Mit Grau- und Zwischentönen
Es ist das mithin ein verdienstvoll facettenreicher Film geworden; und dass er mitunter ein wenig orientierungsarm wirkt, sich immer wieder verzettelt ob all der Themen und Player und sich
ziemlich wacklig in Ton und Timing präsentiert, sei ihm da doch glatt verziehen. Aber eben: Das könnte halt schon peppiger und pointierter rübergebracht werden. Klar, man kann auch lächelnd die
Zähne zeigen. Und dann und wann tut das der Film auch tatsächlich. Richtig bissig ist er aber nicht mal dann, wenn er die Machodinosaurier und ihre Welt der Puppen, Miezen und Bienen als
fürchterlich vorgestrig demaskiert – zu sehr werden sie als Karikaturen gezeichnet, als dass man sie als jene Bedrohung ernst nehmen könnte, die sie in Wirklichkeit waren. Immerhin aber haben
Regie und Drehbuch die Weisheit, das anstössig rückständige wie auch das ermutigend fortschrittliche Verhalten grosszügig über die Geschlechter-, Alters-, Schicht- und Rassengrenzen hinweg auf
die Akteure zu verteilen und nicht selbst in die Stereotypenfalle zu tappen: Ganz im Gegenteil sehen sie die Grautöne und hören die Zwischentöne.

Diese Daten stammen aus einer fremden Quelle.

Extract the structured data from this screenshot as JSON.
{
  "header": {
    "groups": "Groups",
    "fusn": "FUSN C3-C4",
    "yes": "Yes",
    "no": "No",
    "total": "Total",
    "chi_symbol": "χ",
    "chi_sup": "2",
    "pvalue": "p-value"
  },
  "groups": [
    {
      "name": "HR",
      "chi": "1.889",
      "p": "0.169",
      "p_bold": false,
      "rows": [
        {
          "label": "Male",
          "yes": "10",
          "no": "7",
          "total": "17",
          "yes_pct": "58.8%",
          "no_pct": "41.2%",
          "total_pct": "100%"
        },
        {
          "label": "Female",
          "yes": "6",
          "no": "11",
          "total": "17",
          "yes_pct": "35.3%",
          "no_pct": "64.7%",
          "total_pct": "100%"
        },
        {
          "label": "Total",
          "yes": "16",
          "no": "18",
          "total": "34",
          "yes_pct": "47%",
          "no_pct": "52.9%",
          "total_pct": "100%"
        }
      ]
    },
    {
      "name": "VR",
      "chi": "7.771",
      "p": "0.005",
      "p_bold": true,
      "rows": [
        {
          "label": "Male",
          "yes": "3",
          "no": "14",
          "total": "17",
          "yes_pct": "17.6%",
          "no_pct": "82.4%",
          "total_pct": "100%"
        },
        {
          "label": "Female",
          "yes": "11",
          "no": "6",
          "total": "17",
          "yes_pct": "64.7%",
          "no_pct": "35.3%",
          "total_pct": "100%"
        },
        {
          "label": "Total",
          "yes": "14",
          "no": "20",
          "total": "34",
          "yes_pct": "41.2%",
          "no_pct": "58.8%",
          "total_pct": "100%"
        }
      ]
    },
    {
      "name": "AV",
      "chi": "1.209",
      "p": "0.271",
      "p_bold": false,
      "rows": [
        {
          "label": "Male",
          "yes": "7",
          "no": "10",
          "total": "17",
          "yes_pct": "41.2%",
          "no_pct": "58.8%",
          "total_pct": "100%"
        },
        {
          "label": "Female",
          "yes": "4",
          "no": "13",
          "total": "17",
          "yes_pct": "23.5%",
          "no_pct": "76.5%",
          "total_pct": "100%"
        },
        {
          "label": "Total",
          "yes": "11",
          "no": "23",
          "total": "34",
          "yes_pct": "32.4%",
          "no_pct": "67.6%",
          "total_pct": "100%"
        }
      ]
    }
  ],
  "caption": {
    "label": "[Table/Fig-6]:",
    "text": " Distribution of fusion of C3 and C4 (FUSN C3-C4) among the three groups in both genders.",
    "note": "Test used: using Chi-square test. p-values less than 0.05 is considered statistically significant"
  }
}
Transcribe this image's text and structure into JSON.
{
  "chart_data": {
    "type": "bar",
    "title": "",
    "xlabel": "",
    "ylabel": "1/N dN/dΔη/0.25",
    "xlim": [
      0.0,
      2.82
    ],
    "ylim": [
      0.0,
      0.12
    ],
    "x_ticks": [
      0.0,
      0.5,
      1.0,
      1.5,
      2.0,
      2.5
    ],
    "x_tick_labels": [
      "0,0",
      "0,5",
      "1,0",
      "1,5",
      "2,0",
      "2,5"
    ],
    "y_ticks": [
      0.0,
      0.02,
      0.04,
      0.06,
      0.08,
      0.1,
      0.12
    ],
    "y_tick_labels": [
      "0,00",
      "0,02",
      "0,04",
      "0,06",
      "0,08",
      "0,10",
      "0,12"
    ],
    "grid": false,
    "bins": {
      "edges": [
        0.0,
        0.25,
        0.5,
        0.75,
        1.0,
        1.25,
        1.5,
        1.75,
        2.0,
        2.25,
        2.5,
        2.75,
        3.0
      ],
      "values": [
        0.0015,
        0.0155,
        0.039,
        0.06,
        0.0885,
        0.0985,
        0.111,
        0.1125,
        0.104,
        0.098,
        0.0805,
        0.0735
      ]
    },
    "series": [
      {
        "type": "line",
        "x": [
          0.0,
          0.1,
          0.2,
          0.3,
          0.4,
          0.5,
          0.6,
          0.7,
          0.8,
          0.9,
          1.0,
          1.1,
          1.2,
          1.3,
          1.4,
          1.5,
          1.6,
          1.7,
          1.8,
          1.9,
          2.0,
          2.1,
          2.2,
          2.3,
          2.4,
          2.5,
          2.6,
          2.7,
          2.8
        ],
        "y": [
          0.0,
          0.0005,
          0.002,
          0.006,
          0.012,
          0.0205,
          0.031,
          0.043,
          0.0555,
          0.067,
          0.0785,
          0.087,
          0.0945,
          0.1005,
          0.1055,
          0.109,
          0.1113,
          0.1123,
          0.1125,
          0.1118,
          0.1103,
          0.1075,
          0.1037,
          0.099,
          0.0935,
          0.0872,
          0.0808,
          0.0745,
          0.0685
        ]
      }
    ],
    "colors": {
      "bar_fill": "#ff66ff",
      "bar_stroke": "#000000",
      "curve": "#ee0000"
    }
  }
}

So wie eine gewisse Grundintelligenz ist auch
eine handwerkliche Grundkompetenz vorhanden. Wenn der «Daily Mirror» etwa von einer «Welt des Protests» titelt, dann versteht es der Film – so hausbacken und mehrheitsfähig er ansonsten auch sein
mag –, eine Ahnung dieser hibbelig umstürzlerischen Stimmung zu vermitteln. Und weil das alles auch noch wunderbar groovy ausgestattet und funky auskostümiert ist und gerade die nachgerade
perfekt besetzten Stars – allen voran Knightley, Buckley und Mbatha-Raw – einen Sahnetag eingezogen haben, passt das am Ende dann gar nicht mal schlecht.